Scolairement cons
Par Caféine le samedi 16 décembre 2006, 14:42 - Humeur - Lien permanent
Les bras m’en tombent parfois du nombre incroyable de moutons usinés par
notre société.
Dans un premier temps, les classes primaires où là déjà les poulets en batterie
sont triés sans considérations et sans remise en cause des méthodes employés et
des personnes qui appliquent les programmes. Sans même une obligation de
résultat du corps enseignant.
Parce que dites vous bien parents qu’au primaire, même si après votre journée
de travail vous mettez la main à la patte en coinçant votre gosse overdosé,
pour l’exercice à faire ou la poésie à apprendre par cœur. Il vous sortira dès
7 ans qu’une circulaire existe, et qu’il n’a pas de devoir à faire à la maison.
POINT.
Malgré tout ils passent de classe en classe. Normal sauf cas extrême (maladies
graves, il doivent rester dans leur catégorie d’âge jusqu’en 3°), dès là
commence un trie sélectif , il y a ceux qui ont les bases et les autres éjectés
dans des orientations où il y a de la place, pas forcément correspondant à
leurs rêves.
Lycée, fin de seconde, un choix encore à faire, si votre môme est dans un lycée
coté imbu de ses scores, voilà le môme persuadé béton d’aller dans une option
pour se retrouver en 1° dans un truc où d’un coup, il comprends à la fin du
premier trimestre qu’il ne se voit pas travailler plus tard dans ce secteur
d’activité, soulève de lui même le problème de l’orientation et magie pour une
fois il trouve un enseignant pour lui dire que ce qu’il fait actuellement en TP
n’aura aucun rapport avec sa future vie professionnelle (sic)

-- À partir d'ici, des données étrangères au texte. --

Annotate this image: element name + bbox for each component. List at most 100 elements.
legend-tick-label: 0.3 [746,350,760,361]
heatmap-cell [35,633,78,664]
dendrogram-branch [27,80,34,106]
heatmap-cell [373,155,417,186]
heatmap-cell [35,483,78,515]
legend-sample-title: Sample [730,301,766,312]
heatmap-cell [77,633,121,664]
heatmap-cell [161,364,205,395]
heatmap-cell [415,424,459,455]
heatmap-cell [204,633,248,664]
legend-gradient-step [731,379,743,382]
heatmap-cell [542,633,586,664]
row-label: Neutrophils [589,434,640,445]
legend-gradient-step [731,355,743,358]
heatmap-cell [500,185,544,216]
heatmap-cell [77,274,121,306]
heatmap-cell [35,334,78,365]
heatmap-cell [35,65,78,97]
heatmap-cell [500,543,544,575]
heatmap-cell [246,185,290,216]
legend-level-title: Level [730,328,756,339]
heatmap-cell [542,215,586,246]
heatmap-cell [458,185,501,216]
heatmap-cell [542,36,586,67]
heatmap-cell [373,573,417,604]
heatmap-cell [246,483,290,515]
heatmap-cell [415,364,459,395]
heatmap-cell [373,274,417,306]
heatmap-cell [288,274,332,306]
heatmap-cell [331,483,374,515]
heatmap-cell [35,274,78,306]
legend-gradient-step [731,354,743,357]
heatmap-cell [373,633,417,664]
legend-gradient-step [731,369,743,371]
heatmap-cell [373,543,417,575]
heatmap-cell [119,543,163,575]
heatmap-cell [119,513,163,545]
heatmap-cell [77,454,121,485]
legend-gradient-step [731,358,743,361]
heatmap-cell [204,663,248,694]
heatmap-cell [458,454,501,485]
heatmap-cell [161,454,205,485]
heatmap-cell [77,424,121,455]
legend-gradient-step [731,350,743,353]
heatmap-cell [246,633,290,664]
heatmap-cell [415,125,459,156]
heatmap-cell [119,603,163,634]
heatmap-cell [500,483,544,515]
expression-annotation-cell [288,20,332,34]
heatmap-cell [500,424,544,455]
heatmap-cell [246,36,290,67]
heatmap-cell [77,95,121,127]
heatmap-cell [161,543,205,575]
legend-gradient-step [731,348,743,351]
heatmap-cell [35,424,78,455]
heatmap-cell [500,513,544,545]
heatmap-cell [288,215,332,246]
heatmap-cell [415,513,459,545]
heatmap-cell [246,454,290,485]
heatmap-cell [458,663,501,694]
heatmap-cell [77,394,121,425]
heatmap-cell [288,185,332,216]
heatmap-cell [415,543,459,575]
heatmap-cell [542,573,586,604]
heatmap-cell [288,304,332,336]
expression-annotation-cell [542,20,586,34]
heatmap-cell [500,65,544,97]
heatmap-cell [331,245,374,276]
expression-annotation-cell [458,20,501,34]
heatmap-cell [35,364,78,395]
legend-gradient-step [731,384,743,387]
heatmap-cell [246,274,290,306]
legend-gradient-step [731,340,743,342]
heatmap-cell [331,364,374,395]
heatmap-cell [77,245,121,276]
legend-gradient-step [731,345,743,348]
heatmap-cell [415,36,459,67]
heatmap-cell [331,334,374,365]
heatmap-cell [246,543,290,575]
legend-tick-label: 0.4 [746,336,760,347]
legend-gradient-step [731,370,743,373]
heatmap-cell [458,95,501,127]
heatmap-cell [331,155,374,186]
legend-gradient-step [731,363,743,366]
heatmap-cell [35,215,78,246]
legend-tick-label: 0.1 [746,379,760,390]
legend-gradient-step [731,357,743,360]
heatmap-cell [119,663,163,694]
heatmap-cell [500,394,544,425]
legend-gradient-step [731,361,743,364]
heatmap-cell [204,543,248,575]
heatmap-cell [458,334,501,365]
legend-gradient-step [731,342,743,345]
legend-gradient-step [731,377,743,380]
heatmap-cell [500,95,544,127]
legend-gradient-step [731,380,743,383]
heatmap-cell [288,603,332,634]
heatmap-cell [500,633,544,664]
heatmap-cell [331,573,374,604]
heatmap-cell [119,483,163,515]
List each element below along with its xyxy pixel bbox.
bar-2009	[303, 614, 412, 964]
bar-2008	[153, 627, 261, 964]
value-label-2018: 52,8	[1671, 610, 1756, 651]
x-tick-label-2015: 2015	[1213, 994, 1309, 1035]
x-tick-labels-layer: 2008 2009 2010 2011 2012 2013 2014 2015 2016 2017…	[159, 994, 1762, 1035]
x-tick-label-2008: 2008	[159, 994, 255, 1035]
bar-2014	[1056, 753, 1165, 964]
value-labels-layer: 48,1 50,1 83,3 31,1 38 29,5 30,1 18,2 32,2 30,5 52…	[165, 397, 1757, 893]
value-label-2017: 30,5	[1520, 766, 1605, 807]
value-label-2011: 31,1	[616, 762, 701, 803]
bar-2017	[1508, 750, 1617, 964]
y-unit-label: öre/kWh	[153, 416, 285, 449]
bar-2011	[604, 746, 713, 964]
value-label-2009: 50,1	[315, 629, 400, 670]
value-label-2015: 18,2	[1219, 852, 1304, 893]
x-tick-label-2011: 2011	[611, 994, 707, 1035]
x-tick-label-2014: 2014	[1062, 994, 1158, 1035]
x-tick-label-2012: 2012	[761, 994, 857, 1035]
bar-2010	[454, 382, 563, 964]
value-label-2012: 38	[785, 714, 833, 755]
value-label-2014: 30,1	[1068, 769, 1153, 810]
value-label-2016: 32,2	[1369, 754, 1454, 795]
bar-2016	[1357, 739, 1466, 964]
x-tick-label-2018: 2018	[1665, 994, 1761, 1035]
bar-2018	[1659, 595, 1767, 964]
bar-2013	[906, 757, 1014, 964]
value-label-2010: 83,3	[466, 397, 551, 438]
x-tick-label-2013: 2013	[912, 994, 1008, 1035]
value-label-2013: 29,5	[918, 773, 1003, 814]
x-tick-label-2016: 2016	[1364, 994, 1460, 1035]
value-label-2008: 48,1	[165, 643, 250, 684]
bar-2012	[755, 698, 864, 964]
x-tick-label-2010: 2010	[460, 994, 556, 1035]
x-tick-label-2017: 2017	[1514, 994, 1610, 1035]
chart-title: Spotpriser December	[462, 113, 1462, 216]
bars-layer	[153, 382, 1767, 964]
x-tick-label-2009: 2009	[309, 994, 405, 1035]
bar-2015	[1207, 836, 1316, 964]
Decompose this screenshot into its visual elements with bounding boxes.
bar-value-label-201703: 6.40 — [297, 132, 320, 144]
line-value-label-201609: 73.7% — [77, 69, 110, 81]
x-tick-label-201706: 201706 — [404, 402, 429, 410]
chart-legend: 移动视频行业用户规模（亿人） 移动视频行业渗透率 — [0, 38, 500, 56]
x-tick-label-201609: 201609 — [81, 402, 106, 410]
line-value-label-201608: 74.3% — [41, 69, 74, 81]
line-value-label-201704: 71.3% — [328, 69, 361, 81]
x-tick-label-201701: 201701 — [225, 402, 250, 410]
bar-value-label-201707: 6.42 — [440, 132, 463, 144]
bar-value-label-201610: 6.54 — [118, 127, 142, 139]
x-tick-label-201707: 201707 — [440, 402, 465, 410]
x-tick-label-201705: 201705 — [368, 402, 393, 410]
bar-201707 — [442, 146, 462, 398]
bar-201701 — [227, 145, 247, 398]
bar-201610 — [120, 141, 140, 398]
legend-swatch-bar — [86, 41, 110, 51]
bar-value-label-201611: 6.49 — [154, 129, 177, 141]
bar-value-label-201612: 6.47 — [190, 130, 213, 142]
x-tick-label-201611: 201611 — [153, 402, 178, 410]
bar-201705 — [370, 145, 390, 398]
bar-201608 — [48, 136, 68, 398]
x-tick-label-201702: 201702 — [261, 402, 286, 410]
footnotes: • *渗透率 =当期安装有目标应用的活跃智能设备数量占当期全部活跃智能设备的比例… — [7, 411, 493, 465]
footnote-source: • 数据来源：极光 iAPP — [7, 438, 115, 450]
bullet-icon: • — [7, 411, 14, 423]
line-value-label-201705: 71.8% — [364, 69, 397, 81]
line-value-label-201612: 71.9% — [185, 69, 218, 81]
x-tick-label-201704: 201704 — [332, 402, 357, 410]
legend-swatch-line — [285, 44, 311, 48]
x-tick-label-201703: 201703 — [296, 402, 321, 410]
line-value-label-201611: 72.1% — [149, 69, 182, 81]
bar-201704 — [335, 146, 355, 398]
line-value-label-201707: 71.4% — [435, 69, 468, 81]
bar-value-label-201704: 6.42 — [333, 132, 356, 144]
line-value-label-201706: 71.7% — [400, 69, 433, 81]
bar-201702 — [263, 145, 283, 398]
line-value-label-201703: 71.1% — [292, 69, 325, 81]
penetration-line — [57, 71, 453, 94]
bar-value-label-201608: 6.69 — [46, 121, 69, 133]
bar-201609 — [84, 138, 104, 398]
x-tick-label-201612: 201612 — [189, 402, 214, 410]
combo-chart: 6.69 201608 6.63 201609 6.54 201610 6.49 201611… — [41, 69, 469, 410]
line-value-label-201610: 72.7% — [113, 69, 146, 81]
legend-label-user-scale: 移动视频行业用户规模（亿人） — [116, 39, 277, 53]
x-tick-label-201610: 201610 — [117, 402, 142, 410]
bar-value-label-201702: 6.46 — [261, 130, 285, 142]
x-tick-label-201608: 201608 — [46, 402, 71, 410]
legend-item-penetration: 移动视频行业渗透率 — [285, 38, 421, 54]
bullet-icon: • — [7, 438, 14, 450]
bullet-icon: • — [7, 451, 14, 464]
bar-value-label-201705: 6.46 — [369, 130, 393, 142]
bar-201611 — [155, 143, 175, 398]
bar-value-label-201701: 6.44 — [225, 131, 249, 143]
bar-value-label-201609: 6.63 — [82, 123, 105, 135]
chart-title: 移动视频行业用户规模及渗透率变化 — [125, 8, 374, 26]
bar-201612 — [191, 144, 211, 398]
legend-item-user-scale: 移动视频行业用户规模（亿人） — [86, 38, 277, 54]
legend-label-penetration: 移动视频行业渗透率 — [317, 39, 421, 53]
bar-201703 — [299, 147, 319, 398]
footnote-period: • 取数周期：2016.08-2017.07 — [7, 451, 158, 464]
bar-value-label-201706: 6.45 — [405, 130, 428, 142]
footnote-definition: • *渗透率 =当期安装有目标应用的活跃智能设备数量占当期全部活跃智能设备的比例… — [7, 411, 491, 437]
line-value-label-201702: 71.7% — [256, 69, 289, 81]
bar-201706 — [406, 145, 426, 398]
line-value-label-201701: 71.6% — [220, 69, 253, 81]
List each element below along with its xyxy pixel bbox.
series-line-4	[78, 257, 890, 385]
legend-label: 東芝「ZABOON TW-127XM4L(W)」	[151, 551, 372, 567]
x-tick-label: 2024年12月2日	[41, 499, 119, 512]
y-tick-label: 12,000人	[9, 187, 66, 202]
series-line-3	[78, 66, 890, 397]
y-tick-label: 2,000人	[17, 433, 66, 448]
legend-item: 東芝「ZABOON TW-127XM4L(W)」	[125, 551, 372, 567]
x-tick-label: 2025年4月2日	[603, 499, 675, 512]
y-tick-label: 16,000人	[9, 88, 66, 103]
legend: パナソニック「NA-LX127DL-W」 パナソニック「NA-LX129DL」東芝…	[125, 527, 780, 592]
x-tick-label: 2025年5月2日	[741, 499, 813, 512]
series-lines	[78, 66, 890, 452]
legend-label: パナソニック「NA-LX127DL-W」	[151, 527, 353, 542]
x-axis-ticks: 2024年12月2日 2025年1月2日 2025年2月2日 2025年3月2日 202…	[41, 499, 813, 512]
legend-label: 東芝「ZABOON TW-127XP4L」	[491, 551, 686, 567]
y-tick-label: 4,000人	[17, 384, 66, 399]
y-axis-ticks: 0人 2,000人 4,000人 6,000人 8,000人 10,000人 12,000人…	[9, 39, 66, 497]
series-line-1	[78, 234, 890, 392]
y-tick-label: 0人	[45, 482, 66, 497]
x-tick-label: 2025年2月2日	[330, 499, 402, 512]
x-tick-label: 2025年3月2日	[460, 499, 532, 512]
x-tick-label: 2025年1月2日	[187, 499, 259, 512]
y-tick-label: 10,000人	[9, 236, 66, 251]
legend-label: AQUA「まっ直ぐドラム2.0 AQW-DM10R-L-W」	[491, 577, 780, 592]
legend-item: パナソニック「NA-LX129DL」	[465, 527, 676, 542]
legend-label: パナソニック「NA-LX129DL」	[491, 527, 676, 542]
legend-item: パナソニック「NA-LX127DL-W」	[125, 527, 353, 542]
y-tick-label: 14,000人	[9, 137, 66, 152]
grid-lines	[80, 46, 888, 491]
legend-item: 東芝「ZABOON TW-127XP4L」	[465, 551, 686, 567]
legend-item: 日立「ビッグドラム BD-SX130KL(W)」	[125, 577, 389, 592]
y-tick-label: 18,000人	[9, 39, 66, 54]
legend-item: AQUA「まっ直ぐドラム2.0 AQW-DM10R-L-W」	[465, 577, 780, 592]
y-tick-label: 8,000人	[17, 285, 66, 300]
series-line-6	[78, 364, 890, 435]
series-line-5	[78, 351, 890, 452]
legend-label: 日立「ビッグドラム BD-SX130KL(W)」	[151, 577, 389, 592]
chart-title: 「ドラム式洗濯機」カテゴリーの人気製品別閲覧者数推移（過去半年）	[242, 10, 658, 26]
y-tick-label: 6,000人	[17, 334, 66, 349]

Ok, pas moyen de reculer, passe ton bac et tais toi, la vie est devant
toi.
Et au moins si toi tu as vu ça à ton âge, c’est que tu es capable d’aller plus
loin et de prendre un jour ta vie en main.
Pas comme d’autres vieux et jeunes CONS et j’en croise tous les jours qui
attendent des instructions, des modes opératoires, des prises en charges sans
initiatives logiques, sans passions.
Formatage codifié, institutionnalisé, qui même à hauts nivaux ne restent que
des petites mains minables fabriquées par notre éducation nationale.


Commentaires
Là tu n'as pas hésité à déployer la grande échelle pour coller une bonne gifle* au mammouth.
Plutôt que de gifler à mon tour, je vais employer mes mains à t'applaudir même si rien n'interdit que tu me classes aussi....
*un petit clin d'oeil à ton billet du 25 octobre que j'ai adoré : >>……..garder mon sang froid, (quoique j’irais bien chercher un escabeau pour lui coller une gifle ...).
@vagabond.
Tu as bonne mémoire, oui mon blog me sert de soupape, oui, je crois fermement à l’avenir de mon gosse, même que je me dis quand même qu’une fille à son âge est plus mature, que celui là n’est pas encore finis, mais pas bête du tout et je crois qu’il s’en sortira, même si je pense fort à un grand coup de pieds au derrière.
Bref, c’est un adolescent qui en définitif était debout samedi matin tôt pour m’accompagner à la cession d’information sur les différentes filières. Je crois qu’il a accroché à la possibilité d’effectuer après un BTS une licence pro orientée vers la vente,
De quoi le motiver, car la motivation se tiens à bout de bras, et je ne vais pas les baisser .
S’accomplir, c’est aussi de réaliser ses propres rêves et pas ceux de ses parents, alors je garde mes baffes virtuelles qui me défoulent.
Caféine, pas de problème. J'avais bien vu la petite phrase importante dans ton billet : "Et au moins si toi tu as vu...tu es capable....".
Et je précise, au cas où il y aurait un doute, que le mammouth c'est l'éducation nationale et que,ce que j'ai adoré, c'est l'idée de la maman sur l'escabeau et non la gifle.